> From the WeatherWatch archives
Desperate pleas for food and water forced aid organizations and nations around the world to scramble Tuesday to deliver supplies four days after Typhoon Haiyan flattened areas of the Philippines, where bodies still litter the streets in one devastated province.
Rain from a tropical depression grounded some relief flights, while blocked roads and poor conditions at some airports made delivering other aid a difficult proposition, increasing the misery of survivors and raising anxiety.
“I fear anarchy happening in Tacloban City,” said CNN iReporter Maelene Alcala, who was on vacation in Tacloban where the typhoon struck and was evacuated Tuesday to Manila. “It’s like survival of the fittest.”
Tacloban, the provincial capital of the island of Leyte, was ground zero for the typhoon that struck Friday, leaving the city in ruins and its population of more than 200,000 in desperate conditions.
“The whole scene was like something fresh out of a movie. It was like the end of the world,” Alcala said. “…Survivors are walking everywhere carrying sacks of goods they were able to get.”
The lack of food and water drove famished survivors to desperate measures.
They’ve taken food and other items from grocery and department stores in Tacloban, where shop owners have organized to defend their goods with deadly force, said local businessman Richard Young.
Authorities have sent police and military reinforcements to try to bring the situation under control.
Still, little aid was reaching victims, especially those in remote locations.
The office of the United Nations High Commissioner for Refugees said Tuesday that “women and children are begging on the streets for donations, exposing themselves to abuse and exploitation.”
“With power lines still down, the lack of lighting has made women and children at home and in evacuation centers more vulnerable, especially at night,” the agency said.
More than 2 million people need food aid, the Philippine government said.
In one rare bit of good news, President Benigno Aquino III told CNN’s Christiane Amanpour that the initial death projection of 10,000 was “too much,” and that the final accounting would more likely be around 2,000 to 2,500.
Among the dead, the State Department said Tuesday, were two U.S. citizens. Their identities were not immediately released.
Aquino defended the pace of relief to some of the hardest hit areas.
The typhoon simply overwhelmed the ability of two or three local governments to do their jobs, which include taking care of the initial response, Aquino said. For example, in Tacloban, only 20 of 290 police were available when disaster struck; many were tending to their own families, he said.
The national government “had to replace a lot of the personnel with personnel from other regions to take care of government’s vital functions,” Aquino said.
The Philippines Armed Forces has increased troops and military engineers in Tacloban, and the army will fly aid to survivors in remote areas around the city with 11 helicopters and as many trucks.

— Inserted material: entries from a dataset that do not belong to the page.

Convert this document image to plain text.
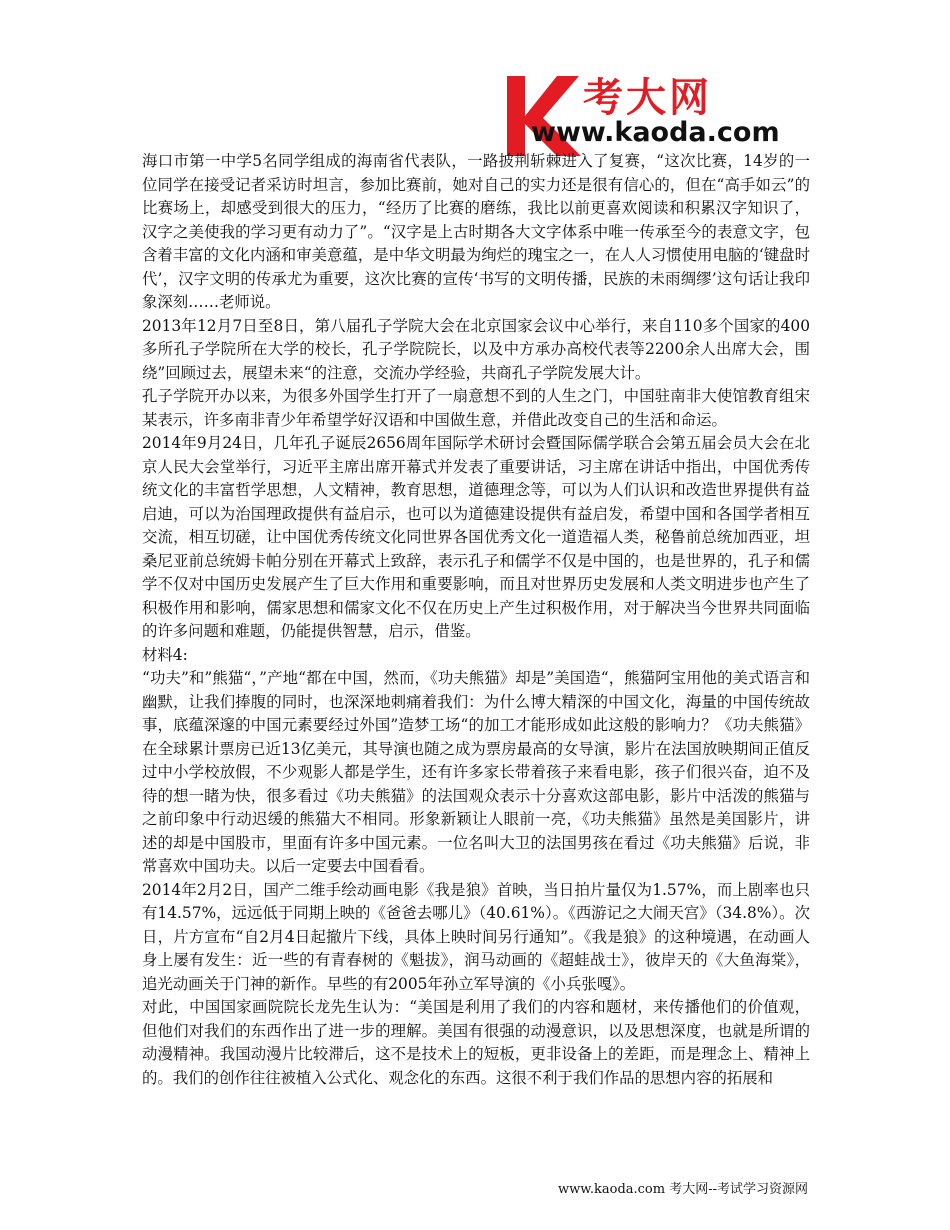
考大网
www.kaoda.com

海口市第一中学5名同学组成的海南省代表队，一路披荆斩棘进入了复赛，“这次比赛，14岁的一位同学在接受记者采访时坦言，参加比赛前，她对自己的实力还是很有信心的，但在“高手如云”的比赛场上，却感受到很大的压力，“经历了比赛的磨练，我比以前更喜欢阅读和积累汉字知识了，汉字之美使我的学习更有动力了”。“汉字是上古时期各大文字体系中唯一传承至今的表意文字，包含着丰富的文化内涵和审美意蕴，是中华文明最为绚烂的瑰宝之一，在人人习惯使用电脑的‘键盘时代’，汉字文明的传承尤为重要，这次比赛的宣传‘书写的文明传播，民族的未雨绸缪’这句话让我印象深刻……老师说。

2013年12月7日至8日，第八届孔子学院大会在北京国家会议中心举行，来自110多个国家的400多所孔子学院所在大学的校长，孔子学院院长，以及中方承办高校代表等2200余人出席大会，围绕”回顾过去，展望未来“的注意，交流办学经验，共商孔子学院发展大计。

孔子学院开办以来，为很多外国学生打开了一扇意想不到的人生之门，中国驻南非大使馆教育组宋某表示，许多南非青少年希望学好汉语和中国做生意，并借此改变自己的生活和命运。

2014年9月24日，几年孔子诞辰2656周年国际学术研讨会暨国际儒学联合会第五届会员大会在北京人民大会堂举行，习近平主席出席开幕式并发表了重要讲话，习主席在讲话中指出，中国优秀传统文化的丰富哲学思想，人文精神，教育思想，道德理念等，可以为人们认识和改造世界提供有益启迪，可以为治国理政提供有益启示，也可以为道德建设提供有益启发，希望中国和各国学者相互交流，相互切磋，让中国优秀传统文化同世界各国优秀文化一道造福人类，秘鲁前总统加西亚，坦桑尼亚前总统姆卡帕分别在开幕式上致辞，表示孔子和儒学不仅是中国的，也是世界的，孔子和儒学不仅对中国历史发展产生了巨大作用和重要影响，而且对世界历史发展和人类文明进步也产生了积极作用和影响，儒家思想和儒家文化不仅在历史上产生过积极作用，对于解决当今世界共同面临的许多问题和难题，仍能提供智慧，启示，借鉴。

材料4:

“功夫”和”熊猫“，”产地“都在中国，然而，《功夫熊猫》却是”美国造“，熊猫阿宝用他的美式语言和幽默，让我们捧腹的同时，也深深地刺痛着我们：为什么博大精深的中国文化，海量的中国传统故事，底蕴深邃的中国元素要经过外国”造梦工场“的加工才能形成如此这般的影响力？《功夫熊猫》在全球累计票房已近13亿美元，其导演也随之成为票房最高的女导演，影片在法国放映期间正值反过中小学校放假，不少观影人都是学生，还有许多家长带着孩子来看电影，孩子们很兴奋，迫不及待的想一睹为快，很多看过《功夫熊猫》的法国观众表示十分喜欢这部电影，影片中活泼的熊猫与之前印象中行动迟缓的熊猫大不相同。形象新颖让人眼前一亮，《功夫熊猫》虽然是美国影片，讲述的却是中国股市，里面有许多中国元素。一位名叫大卫的法国男孩在看过《功夫熊猫》后说，非常喜欢中国功夫。以后一定要去中国看看。

2014年2月2日，国产二维手绘动画电影《我是狼》首映，当日拍片量仅为1.57%，而上剧率也只有14.57%，远远低于同期上映的《爸爸去哪儿》（40.61%）。《西游记之大闹天宫》（34.8%）。次日，片方宣布“自2月4日起撤片下线，具体上映时间另行通知”。《我是狼》的这种境遇，在动画人身上屡有发生：近一些的有青春树的《魁拔》，润马动画的《超蛙战士》，彼岸天的《大鱼海棠》，追光动画关于门神的新作。早些的有2005年孙立军导演的《小兵张嘎》。

对此，中国国家画院院长龙先生认为：“美国是利用了我们的内容和题材，来传播他们的价值观，但他们对我们的东西作出了进一步的理解。美国有很强的动漫意识，以及思想深度，也就是所谓的动漫精神。我国动漫片比较滞后，这不是技术上的短板，更非设备上的差距，而是理念上、精神上的。我们的创作往往被植入公式化、观念化的东西。这很不利于我们作品的思想内容的拓展和

www.kaoda.com 考大网--考试学习资源网
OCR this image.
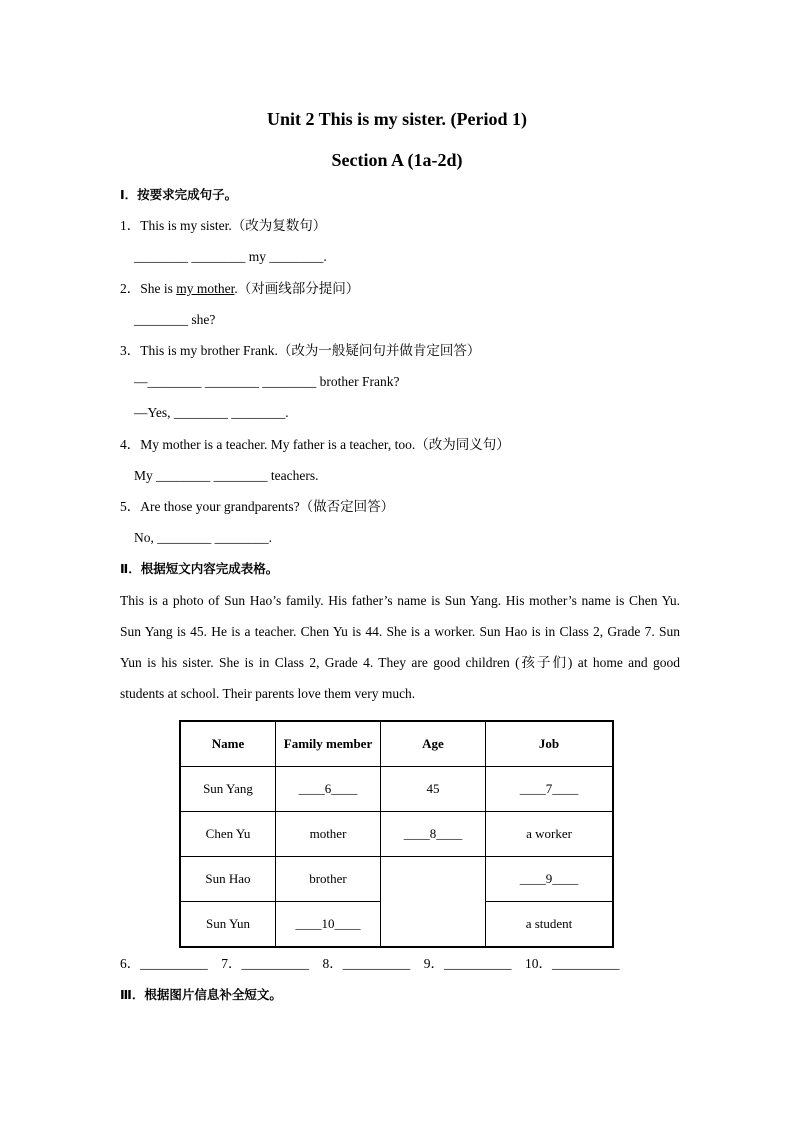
Unit 2 This is my sister. (Period 1)
Section A (1a-2d)
Ⅰ．按要求完成句子。
1．This is my sister.（改为复数句）
________ ________ my ________.
2．She is my mother.（对画线部分提问）
________ she?
3．This is my brother Frank.（改为一般疑问句并做肯定回答）
—________ ________ ________ brother Frank?
—Yes, ________ ________.
4．My mother is a teacher. My father is a teacher, too.（改为同义句）
My ________ ________ teachers.
5．Are those your grandparents?（做否定回答）
No, ________ ________.
Ⅱ．根据短文内容完成表格。
This is a photo of Sun Hao’s family. His father’s name is Sun Yang. His mother’s name is Chen Yu. Sun Yang is 45. He is a teacher. Chen Yu is 44. She is a worker. Sun Hao is in Class 2, Grade 7. Sun Yun is his sister. She is in Class 2, Grade 4. They are good children (孩子们) at home and good students at school. Their parents love them very much.
Name	Family member	Age	Job
Sun Yang	____6____	45	____7____
Chen Yu	mother	____8____	a worker
Sun Hao	brother		____9____
Sun Yun	____10____		a student
6．__________    7．__________    8．__________    9．__________    10．__________
Ⅲ．根据图片信息补全短文。
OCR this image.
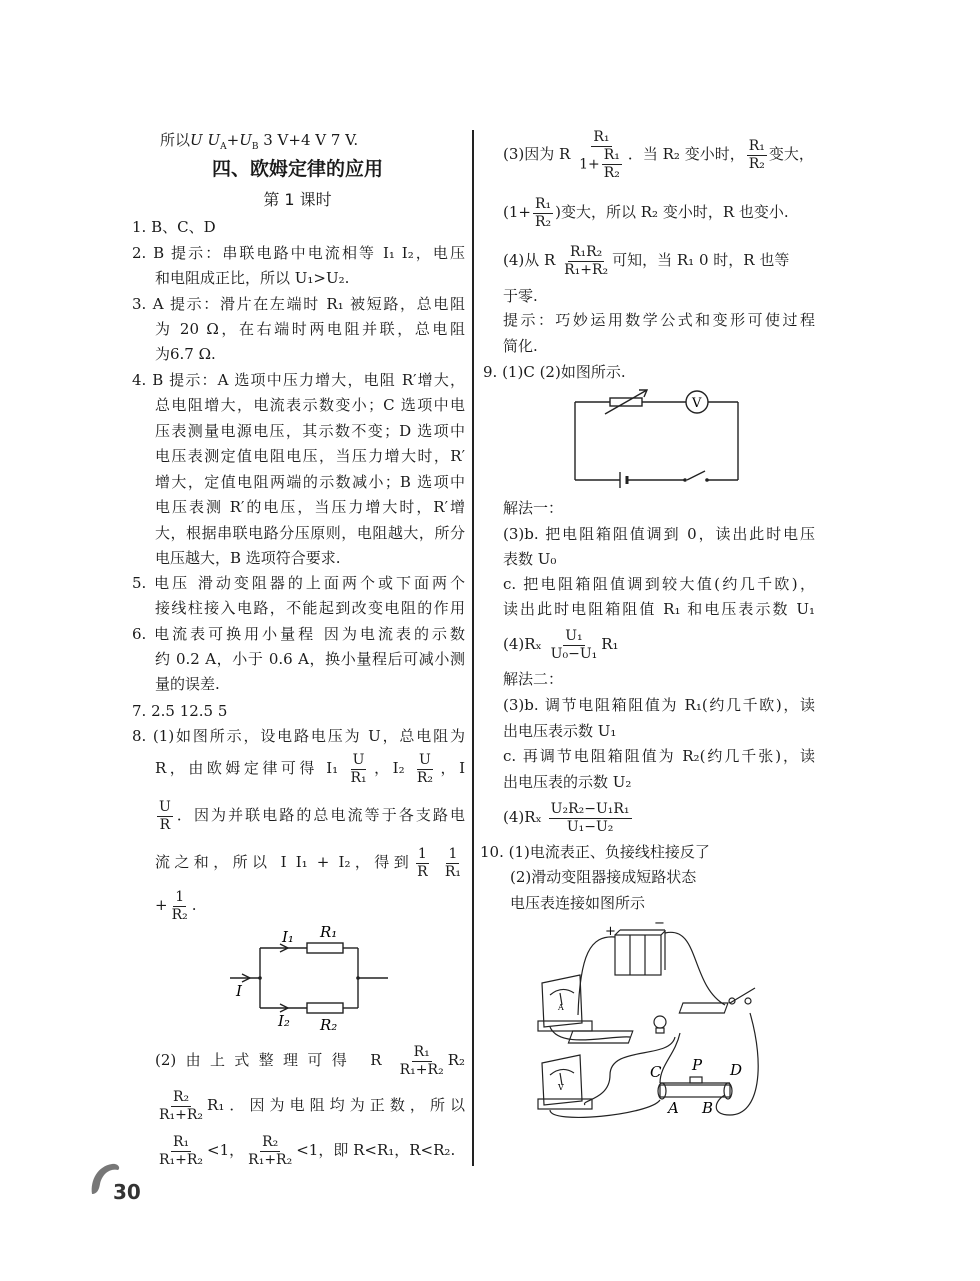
所以U $U_A+U_B$ 3 V+4 V 7 V.
四、欧姆定律的应用
第 1 课时
1. B、C、D
2. B 提示：串联电路中电流相等 I₁ I₂，电压
和电阻成正比，所以 U₁>U₂.
3. A 提示：滑片在左端时 R₁ 被短路，总电阻
为 20 Ω，在右端时两电阻并联，总电阻
为6.7 Ω.
4. B 提示：A 选项中压力增大，电阻 R′增大，
总电阻增大，电流表示数变小；C 选项中电
压表测量电源电压，其示数不变；D 选项中
电压表测定值电阻电压，当压力增大时，R′
增大，定值电阻两端的示数减小；B 选项中
电压表测 R′的电压，当压力增大时，R′增
大，根据串联电路分压原则，电阻越大，所分
电压越大，B 选项符合要求.
5. 电压 滑动变阻器的上面两个或下面两个
接线柱接入电路，不能起到改变电阻的作用
6. 电流表可换用小量程 因为电流表的示数
约 0.2 A，小于 0.6 A，换小量程后可减小测
量的误差.
7. 2.5 12.5 5
8. (1)如图所示，设电路电压为 U，总电阻为
R，由欧姆定律可得 $I_1 \frac{U}{\text{R₁}}$ ，$I_2 \frac{U}{\text{R₂}}$ ，I
$\frac{U}{R}$ ．因为并联电路的总电流等于各支路电
流之和，所以 I I₁ + I₂，得到 $\frac{1}{R}$
$\frac{1}{\text{R₁}}$
+ $\frac{1}{\text{R₂}}$ .
I₁ R₁
I
I₂ R₂
(2)由上式整理可得 R $\frac{\text{R₁}}{\text{R₁+R₂}} R_2$
$\frac{\text{R₂}}{\text{R₁+R₂}} R_1$．因为电阻均为正数，所以
$\frac{\text{R₁}}{\text{R₁+R₂}} <1$， $\frac{\text{R₂}}{\text{R₁+R₂}} <1$，即 R<R₁，R<R₂.
(3)因为 R $\frac{\text{R₁}}{1+ \frac{\text{R₁}}{\text{R₂}}}$ ．当 R₂ 变小时， $\frac{\text{R₁}}{\text{R₂}}$ 变大，
($1+ \frac{\text{R₁}}{\text{R₂}}$ )变大，所以 R₂ 变小时，R 也变小.
(4)从 R $\frac{\text{R₁R₂}}{\text{R₁+R₂}}$ 可知，当 R₁ 0 时，R 也等
于零.
提示：巧妙运用数学公式和变形可使过程
简化.
9. (1)C (2)如图所示.
V
解法一：
(3)b. 把电阻箱阻值调到 0，读出此时电压
表数 U₀
c. 把电阻箱阻值调到较大值(约几千欧)，
读出此时电阻箱阻值 R₁ 和电压表示数 U₁
$(4)R_x \frac{\text{U₁}}{\text{U₀−U₁}} R_1$
解法二：
(3)b. 调节电阻箱阻值为 R₁(约几千欧)，读
出电压表示数 U₁
c. 再调节电阻箱阻值为 R₂(约几千张)，读
出电压表的示数 U₂
$(4)R_x \frac{\text{U₂R₂−U₁R₁}}{\text{U₁−U₂}}$
10. (1)电流表正、负接线柱接反了
(2)滑动变阻器接成短路状态
电压表连接如图所示
+
−
A
V
C P D
A B
30
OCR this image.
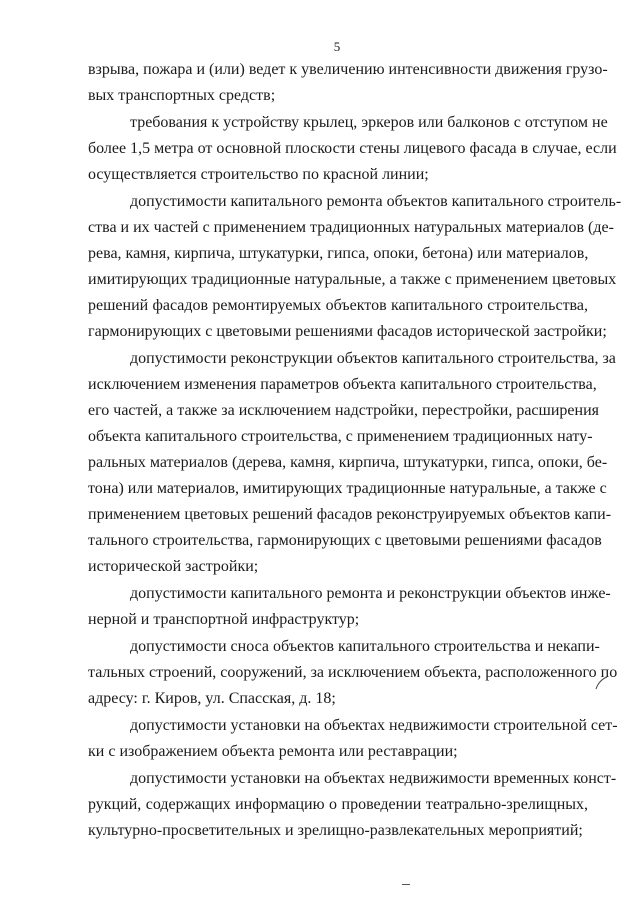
5
взрыва, пожара и (или) ведет к увеличению интенсивности движения грузо-
вых транспортных средств;
требования к устройству крылец, эркеров или балконов с отступом не
более 1,5 метра от основной плоскости стены лицевого фасада в случае, если
осуществляется строительство по красной линии;
допустимости капитального ремонта объектов капитального строитель-
ства и их частей с применением традиционных натуральных материалов (де-
рева, камня, кирпича, штукатурки, гипса, опоки, бетона) или материалов,
имитирующих традиционные натуральные, а также с применением цветовых
решений фасадов ремонтируемых объектов капитального строительства,
гармонирующих с цветовыми решениями фасадов исторической застройки;
допустимости реконструкции объектов капитального строительства, за
исключением изменения параметров объекта капитального строительства,
его частей, а также за исключением надстройки, перестройки, расширения
объекта капитального строительства, с применением традиционных нату-
ральных материалов (дерева, камня, кирпича, штукатурки, гипса, опоки, бе-
тона) или материалов, имитирующих традиционные натуральные, а также с
применением цветовых решений фасадов реконструируемых объектов капи-
тального строительства, гармонирующих с цветовыми решениями фасадов
исторической застройки;
допустимости капитального ремонта и реконструкции объектов инже-
нерной и транспортной инфраструктур;
допустимости сноса объектов капитального строительства и некапи-
тальных строений, сооружений, за исключением объекта, расположенного по
адресу: г. Киров, ул. Спасская, д. 18;
допустимости установки на объектах недвижимости строительной сет-
ки с изображением объекта ремонта или реставрации;
допустимости установки на объектах недвижимости временных конст-
рукций, содержащих информацию о проведении театрально-зрелищных,
культурно-просветительных и зрелищно-развлекательных мероприятий;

The exodus from the ravaged areas is adding to road congestion, further slowing help from getting in.
Help on the way
At least 29 nations or government groups have sent or pledged aid, according to the Philippines government. The aid includes $25 million from the United Nations, $4 million from the European Union, $16 million from Britain and $10 million from the United Arab Emirates, home to a large population of expatriate Filipino workers.
In Hong Kong, the U.S. Navy rounded up sailors on shore leave from the USS George Washington and ordered the aircraft carrier’s strike group to make “best speed” for the Philippines. Its air wings will deliver supplies and medical care to survivors.
The Pentagon ordered more Marines from Japan to join the relief effort, and the U.S. Navy was also preparing three amphibious assault ships to head for the region, a senior Pentagon official told CNN. Among other things, such ships can turn seawater into desperately needed potable water.tell stories of terrible loss
Experts from Doctors Without Borders, Oxfam and other organizations, as well as U.N. and U.S. civilian disaster assessment teams, were on the scene.
Belgium and Russia sent field hospitals. The European Union sent €3 million ($4 million) and two Boeing 747 aircraft loaded with supplies. Israel loaded up two 747s with 200 medical personnel and supplies.
Difficult deliveries
But it will almost certainly continue to be difficult to get that aid to survivors.
Many roads remain blocked, and electricity is out in many areas, making it difficult to operate at night.
Complicating matters, a new tropical storm, Zoraida, blew in Tuesday delivering more rain, the Philippine national weather agency PAGASA reported.
Zoraida is not a strong storm, but it has dumped just under 4 inches of rain in some places, CNN meteorologists say.
It was holding up desperately needed aid in at least one province, Iloilo, where Gov. Arthur Defensor Sr. grounded relief flights until it passed.
Zoraida also slowed air aid in the neighboring province of Cebu, an official said, although military planes continued flying at the maximum allowed level of risk there.